Turning to Terraform Labs, the SEC, of course, is likely to assert that the ruling supports its position that most digital assets are offered and sold as investment contracts, at least when sold by issuers, and that regulation of the crypto industry under the securities laws is appropriate and warranted. And the SEC and DOJ seem likely to rely on Terraform Labs to counter arguments that digital assets sold on exchanges are not securities. A critical distinction for the SEC and DOJ, however, is that, unlike Ripple, the Terraform Labs decision was based solely on the SEC's bare allegations rather than a fully developed factual record.
Time will tell whether the SEC can support its Terraform Labs allegations with evidence; it was unable to do so in Ripple. Moreover, while the SEC may argue that the language in Terraform Labs relating to Howey's "reasonable expectation of profits" prong is broad enough to apply to secondary market exchange-based trades not involving the issuer, the court's analysis of the "common enterprise" prong would not cover such trades, which were not at issue in the case. Therefore, Terraform Labs may provide only limited support, if any, to SEC efforts to apply the securities laws to crypto exchanges and secondary market trading.

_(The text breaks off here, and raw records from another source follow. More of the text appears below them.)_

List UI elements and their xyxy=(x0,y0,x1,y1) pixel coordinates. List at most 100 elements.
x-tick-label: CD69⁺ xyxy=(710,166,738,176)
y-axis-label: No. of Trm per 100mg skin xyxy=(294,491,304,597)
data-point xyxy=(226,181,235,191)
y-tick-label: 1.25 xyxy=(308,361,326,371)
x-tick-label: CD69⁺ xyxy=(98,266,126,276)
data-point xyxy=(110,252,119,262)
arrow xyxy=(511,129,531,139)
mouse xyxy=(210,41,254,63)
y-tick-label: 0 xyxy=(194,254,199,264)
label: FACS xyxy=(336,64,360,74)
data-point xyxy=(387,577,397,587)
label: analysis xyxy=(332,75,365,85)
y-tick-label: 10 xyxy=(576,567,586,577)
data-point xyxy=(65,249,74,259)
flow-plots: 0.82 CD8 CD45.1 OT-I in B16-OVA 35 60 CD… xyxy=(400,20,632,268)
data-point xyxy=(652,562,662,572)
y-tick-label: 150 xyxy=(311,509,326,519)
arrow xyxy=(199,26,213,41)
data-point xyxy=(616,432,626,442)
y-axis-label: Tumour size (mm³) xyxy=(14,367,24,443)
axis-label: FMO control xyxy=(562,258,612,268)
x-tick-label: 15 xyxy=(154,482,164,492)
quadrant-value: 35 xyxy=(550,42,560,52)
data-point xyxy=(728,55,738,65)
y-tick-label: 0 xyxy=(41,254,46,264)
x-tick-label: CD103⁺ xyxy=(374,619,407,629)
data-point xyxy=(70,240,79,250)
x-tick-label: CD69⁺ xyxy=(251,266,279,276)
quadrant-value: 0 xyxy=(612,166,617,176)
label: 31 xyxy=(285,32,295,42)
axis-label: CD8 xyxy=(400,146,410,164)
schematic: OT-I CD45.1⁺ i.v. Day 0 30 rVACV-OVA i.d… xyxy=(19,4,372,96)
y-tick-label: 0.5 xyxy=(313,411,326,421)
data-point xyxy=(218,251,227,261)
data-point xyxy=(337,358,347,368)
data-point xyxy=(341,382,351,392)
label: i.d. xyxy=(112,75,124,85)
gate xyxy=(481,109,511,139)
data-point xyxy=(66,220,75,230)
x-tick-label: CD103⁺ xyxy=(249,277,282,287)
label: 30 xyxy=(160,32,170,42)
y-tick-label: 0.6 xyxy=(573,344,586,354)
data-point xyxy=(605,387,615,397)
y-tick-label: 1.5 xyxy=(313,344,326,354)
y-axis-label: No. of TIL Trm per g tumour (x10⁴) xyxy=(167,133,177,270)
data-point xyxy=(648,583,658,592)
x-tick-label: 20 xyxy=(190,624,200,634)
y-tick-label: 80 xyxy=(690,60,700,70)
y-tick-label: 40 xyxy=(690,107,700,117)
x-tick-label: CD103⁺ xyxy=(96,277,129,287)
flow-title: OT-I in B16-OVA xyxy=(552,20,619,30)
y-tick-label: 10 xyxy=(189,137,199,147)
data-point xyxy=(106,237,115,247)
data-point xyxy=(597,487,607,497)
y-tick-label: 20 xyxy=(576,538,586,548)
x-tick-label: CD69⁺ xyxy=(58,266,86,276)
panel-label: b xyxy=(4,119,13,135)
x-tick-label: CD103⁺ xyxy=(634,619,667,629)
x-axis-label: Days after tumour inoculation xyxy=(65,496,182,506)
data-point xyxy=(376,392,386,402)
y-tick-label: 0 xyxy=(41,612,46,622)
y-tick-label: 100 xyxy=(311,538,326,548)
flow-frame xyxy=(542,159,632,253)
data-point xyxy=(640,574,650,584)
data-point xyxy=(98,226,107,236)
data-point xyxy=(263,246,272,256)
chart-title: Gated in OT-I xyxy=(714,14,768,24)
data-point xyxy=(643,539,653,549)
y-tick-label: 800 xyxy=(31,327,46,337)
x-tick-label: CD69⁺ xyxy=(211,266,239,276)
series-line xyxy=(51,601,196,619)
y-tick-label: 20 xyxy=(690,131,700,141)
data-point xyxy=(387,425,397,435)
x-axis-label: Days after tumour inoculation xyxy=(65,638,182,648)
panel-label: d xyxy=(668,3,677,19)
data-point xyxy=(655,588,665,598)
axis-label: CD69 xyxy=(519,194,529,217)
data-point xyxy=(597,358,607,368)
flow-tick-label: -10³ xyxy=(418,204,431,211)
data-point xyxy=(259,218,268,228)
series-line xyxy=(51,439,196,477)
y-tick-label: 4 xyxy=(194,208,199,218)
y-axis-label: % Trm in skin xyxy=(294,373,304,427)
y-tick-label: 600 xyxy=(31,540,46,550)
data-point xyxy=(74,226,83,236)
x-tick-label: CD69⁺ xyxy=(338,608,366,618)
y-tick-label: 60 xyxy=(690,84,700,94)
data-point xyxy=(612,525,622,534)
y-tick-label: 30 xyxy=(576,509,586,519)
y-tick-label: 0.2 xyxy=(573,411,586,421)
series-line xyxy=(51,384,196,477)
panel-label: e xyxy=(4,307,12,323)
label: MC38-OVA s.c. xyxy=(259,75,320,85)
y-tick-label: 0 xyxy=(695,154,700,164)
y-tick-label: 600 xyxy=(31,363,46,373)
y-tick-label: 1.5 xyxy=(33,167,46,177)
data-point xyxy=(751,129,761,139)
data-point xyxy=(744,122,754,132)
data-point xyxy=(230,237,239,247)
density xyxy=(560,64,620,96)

Finally, the two rulings may have reinvigorated congressional interest in a bipartisan solution to regulating digital assets and markets. Under current proposals, most oversight would shift to the Commodity Futures Trading Commission, or CFTC, and away from the SEC.
Three Key Takeaways
1. A judge in the Southern District of New York ruled that the undisputed evidence showed that XRP sold by Ripple directly to institutional investors were investment contracts, but XRP sold by Ripple and two of its executives to buyers anonymously via a crypto exchange were not. If this decision stands after appeal, it could be used to argue more broadly that secondary market sales of digital assets are not securities transactions.
2. Another judge in the Southern District of New York ruled that the SEC had adequately pled that several crypto assets sold by Terraform Labs were investment contracts under Howey. That judge declined to follow the Ripple holding that blind bid/ask sales on exchanges are not investment contracts. He also rejected other theories, like the Major Questions Doctrine, that have been asserted to argue that the SEC should not extend its jurisdiction over the crypto industry. The decision did not, however, apply to secondary market exchange-based sales of digital assets; and may provide only limited support to SEC and DOJ efforts to apply the securities laws to such transactions.
3. These decisions—by two judges in the same judicial district issued within weeks of each other—suggest that the courts are unlikely to settle whether and how securities laws apply to digital assets for the foreseeable future. This lack of judicial consensus further highlights the need for Congress to promptly pass sensible laws that effectively balance the risks and rewards of the crypto industry.